Another factor that exists at a professional level, too, is that it saddens me that we continue not to learn the lessons of what makes a difference. Experience tells us that prevention is better for the person and cheaper for the provider than crisis intervention can ever be. History has revealed how "just in time" social care remains a pernicious bean-counter's myth. We need new voices in these debates and new partnerships need to be forged to make change happen.
Even then, there's no guarantee the new approach will stick: last year, I shared "Freda's story" which brought together police, social care and housing people in response to just such a crisis, we were united in our outrage that "the system" had failed Freda. Now, the chief superintendent and the main social work contact who were involved in that case have both moved on and so the energy and ability to create change inevitably dissipates.
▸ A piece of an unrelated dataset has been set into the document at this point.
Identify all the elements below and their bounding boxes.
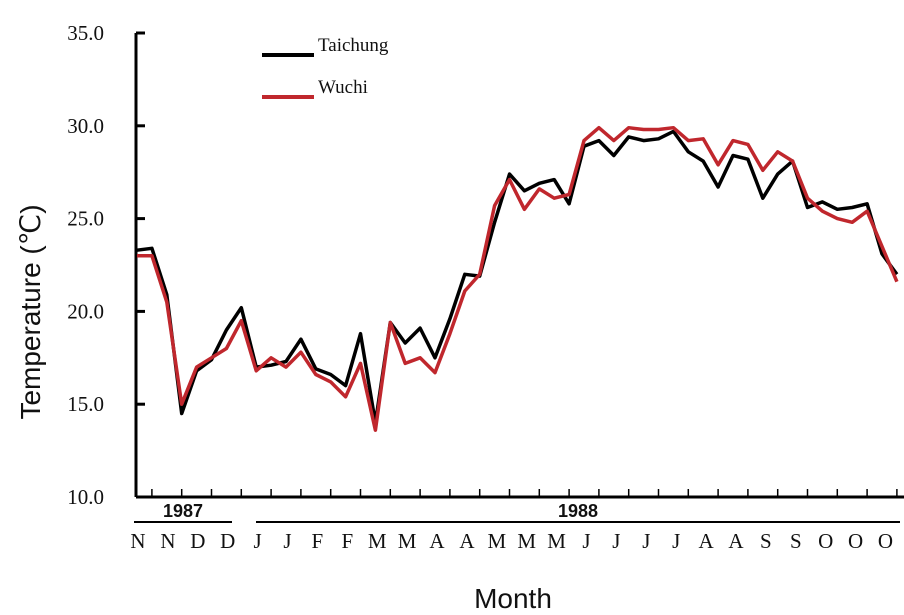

Politically, I watch, hopeful but not expectant that some consensus will emerge about how the demographic forecasts and the financial ones can be reconciled to create a better social care system. But the facts are stark and there is no easy answer. More old people will rely on the taxes from fewer working people to fund their needs in old age; more old people will have less by way of family support - 20% of women born in 1964 are childless compared with half that number from a generation before; and medical advances mean that more old people will live to be very old, with a consequential impact on care levels and budgets.
Finally, at the personal level I have had three direct, and quite different, experiences of social care in the last 12 months. I've seen quality residential care, so I know it can be made to work. I've also witnessed the effect of the benign neglect of institutional incarceration; and I've seen the not-so-benign neglect of a profit-driven domiciliary care provider and the consequential hospital readmission of a sick and vulnerable old woman.
Over the next four posts, with your input, I'd like to address social care from these different angles, share what I've learned and experienced on the topic and suggest some ways forward, because the one thing that we all agree on when it comes to social care is that we can't go on like we are - can we?